AmaZulu King Wished for Private Funeral Attended By Men Only, Buthelezi


15 March 2021

Staff Reporter/PretoriaLIVE

Pretoria- Traditional Prime Minister to the late amaZulu King Goodwill Zwelithini, Prince Mangosuthu Buthelezi has said the late monarch will be laid to rest in a private ceremony – as this was the late King’s wish.

Buthelezi said this means the King will not be laid to rest in an official state funeral as declared by President Cyril Ramaphosa, but a memorial service would be held on Thursday.

The Prince said the Presidency had already been informed that the late AmaZulu King’s funeral will no longer be officiated by the state.

“It was the King’s wish that he should have a private retirement; in other words, that he should be buried privately and also at night and that it should be done by men only. That decision was taken last night, just confirming the wishes of the King,” Buthelezi said.

A number of high-profile political figures on Sunday visited his Kwekethomthandayo Royal Palace, in Nongoma.

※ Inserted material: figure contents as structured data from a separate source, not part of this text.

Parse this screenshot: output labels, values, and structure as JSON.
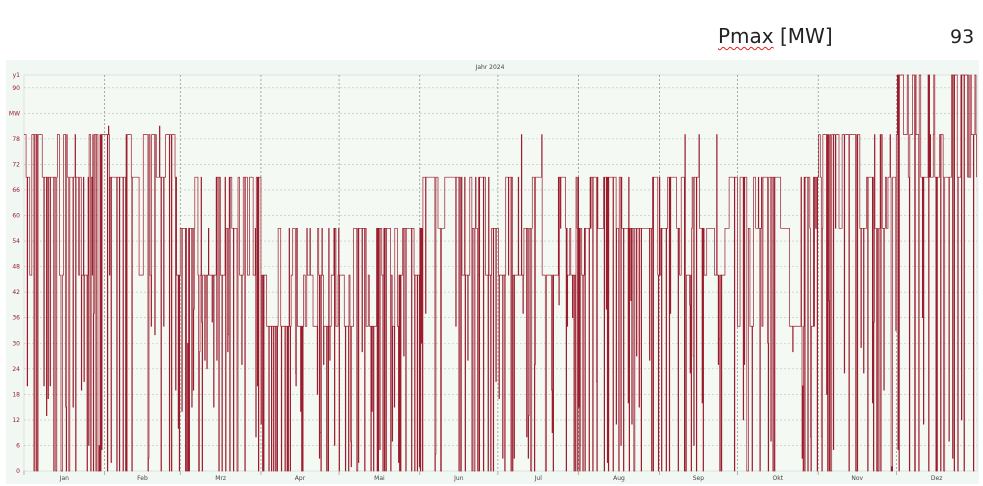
{
  "header": {
    "label_main": "Pmax",
    "label_unit": "[MW]",
    "value": "93"
  },
  "chart_data": {
    "type": "line",
    "title": "Jahr 2024",
    "ylabel": "MW",
    "y_top_label": "y1",
    "ylim": [
      0,
      93
    ],
    "yticks": [
      0,
      6,
      12,
      18,
      24,
      30,
      36,
      42,
      48,
      54,
      60,
      66,
      72,
      78,
      84,
      90
    ],
    "ytick_labels": [
      "0",
      "6",
      "12",
      "18",
      "24",
      "30",
      "36",
      "42",
      "48",
      "54",
      "60",
      "66",
      "72",
      "78",
      "MW",
      "90"
    ],
    "months": [
      "Jan",
      "Feb",
      "Mrz",
      "Apr",
      "Mai",
      "Jun",
      "Jul",
      "Aug",
      "Sep",
      "Okt",
      "Nov",
      "Dez"
    ],
    "grid": true,
    "series": [
      {
        "color": "#9b1c2c",
        "monthly_profile": [
          {
            "month": "Jan",
            "plateaus": [
              79,
              69,
              46
            ],
            "max": 79
          },
          {
            "month": "Feb",
            "plateaus": [
              79,
              69,
              46
            ],
            "max": 81
          },
          {
            "month": "Mrz",
            "plateaus": [
              57,
              46,
              69
            ],
            "max": 69
          },
          {
            "month": "Apr",
            "plateaus": [
              46,
              34,
              57
            ],
            "max": 57
          },
          {
            "month": "Mai",
            "plateaus": [
              46,
              34,
              57
            ],
            "max": 57
          },
          {
            "month": "Jun",
            "plateaus": [
              57,
              46,
              69
            ],
            "max": 69
          },
          {
            "month": "Jul",
            "plateaus": [
              57,
              69,
              46
            ],
            "max": 79
          },
          {
            "month": "Aug",
            "plateaus": [
              57,
              46,
              69
            ],
            "max": 69
          },
          {
            "month": "Sep",
            "plateaus": [
              69,
              57,
              46
            ],
            "max": 79
          },
          {
            "month": "Okt",
            "plateaus": [
              34,
              57,
              69
            ],
            "max": 69
          },
          {
            "month": "Nov",
            "plateaus": [
              69,
              79,
              57
            ],
            "max": 79
          },
          {
            "month": "Dez",
            "plateaus": [
              79,
              93,
              69
            ],
            "max": 93
          }
        ]
      }
    ]
  }
}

These included former President Jacob Zuma, African National Conference Treasurer-General Paul Mashatile, Inkatha Freedom Party President Velenkosini Hlabisa, KwaZulu-Natal Premier Sihle Zikalala and police Minister Bheki Cele.”

The late monarch died on Friday following diabetes-related complications.

It was previously reported that the resting monarch’s body would lie in state at the palace, which is the home of his late father, King Cyprian Bhekuzulu kaSolomon who had been laid in state when he passed away in September 1968.

Prince Buthelezi on Sunday announced that the late Zulu King Goodwill Zwelithini’s body will no longer lie in state.

 “It unconscionable to allow His Majesty’s passing to become the cause of further deaths among His Majesty’s people. It has therefore been necessary to take the difficult decision that the for the late King not to be laid in state,” added Buthelezi.

In the statement, Buthelezi on Sunday pleaded with mourners not to travel to Nongoma, stressing that funerals were known COVID-19 super-spreader events.